In the Sea
By David Elliott, illustrated by Holly Meade
Published 2012 by Candlewick Press
Apparently, Elliott and Meade have written two other titles that are very similar to this one (I think I have seen one of the other ones before but haven't read it). This book gives simple poetry about various animals in the sea with colorful, evocative illustrations. I like the book and I think it will really appeal to kids but I wish there was some information at the end with facts about the animals shown throughout the book.
Jazz Age Josephine
By Jonah Winter, illustrated by Marjorie Priceman
Published 2012 by Atheneum Books for Young Readers
So, I'm not entirely sure why this book is classified as an easy picture book instead of a biography (at least at one of the libraries I work at).
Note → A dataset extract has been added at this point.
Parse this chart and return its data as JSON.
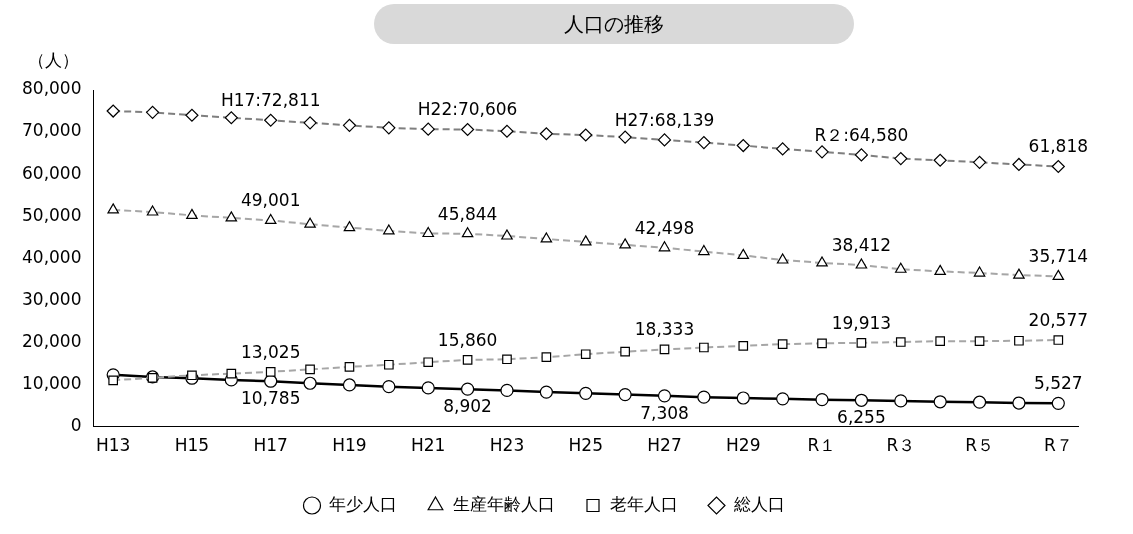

It tells the story of Josephine Baker, noted African-American Jazz Age performer. I didn't really enjoy this book. The text is written in this odd style where some lines or parts of lines are repeated and it just didn't work for me. Additionally, the illustrations are not my cup of tea either. I think this book will appeal to some kids, but I don't know if it will reach its audience by being kept with the picture books instead of the biographies.
All About Grandmas
By Roni Schotter, illustrated by Janice Nadeau
Published 2012 by Dial
This is a delightful little book celebrating the special-ness that is the grandmother and her relationship with the grandchild. At the front of the book, the author includes a list of names for grandmother in a variety of languages, which I think is a very cute idea. Through rhyming text, we learn all about what grandmothers do, what they look like, what they wear, and how we should treat them. I think this would be great in a storytime about families, or just a wonderful book to share with your grandchild.
Question Boy Meets Little Miss Know-It-All
By Peter Catalanotto
Published 2012 by Atheneum/Richard Jackson Books
This is an interesting little book: Question Boy goes through his day, asking every superhero he meets (like Garbage Man and Oilman) questions. They are all so overwhelmed by his consistent questioning that they run away. But then, Question Boy meets his match - Little Miss Know-It-All. She spouts off facts in an endless stream before Question Boy can get a question in. How will their showdown end? I think this is a good book for parents of inquisitive preschoolers but I'm not sure if kids will really enjoy it. An interesting title.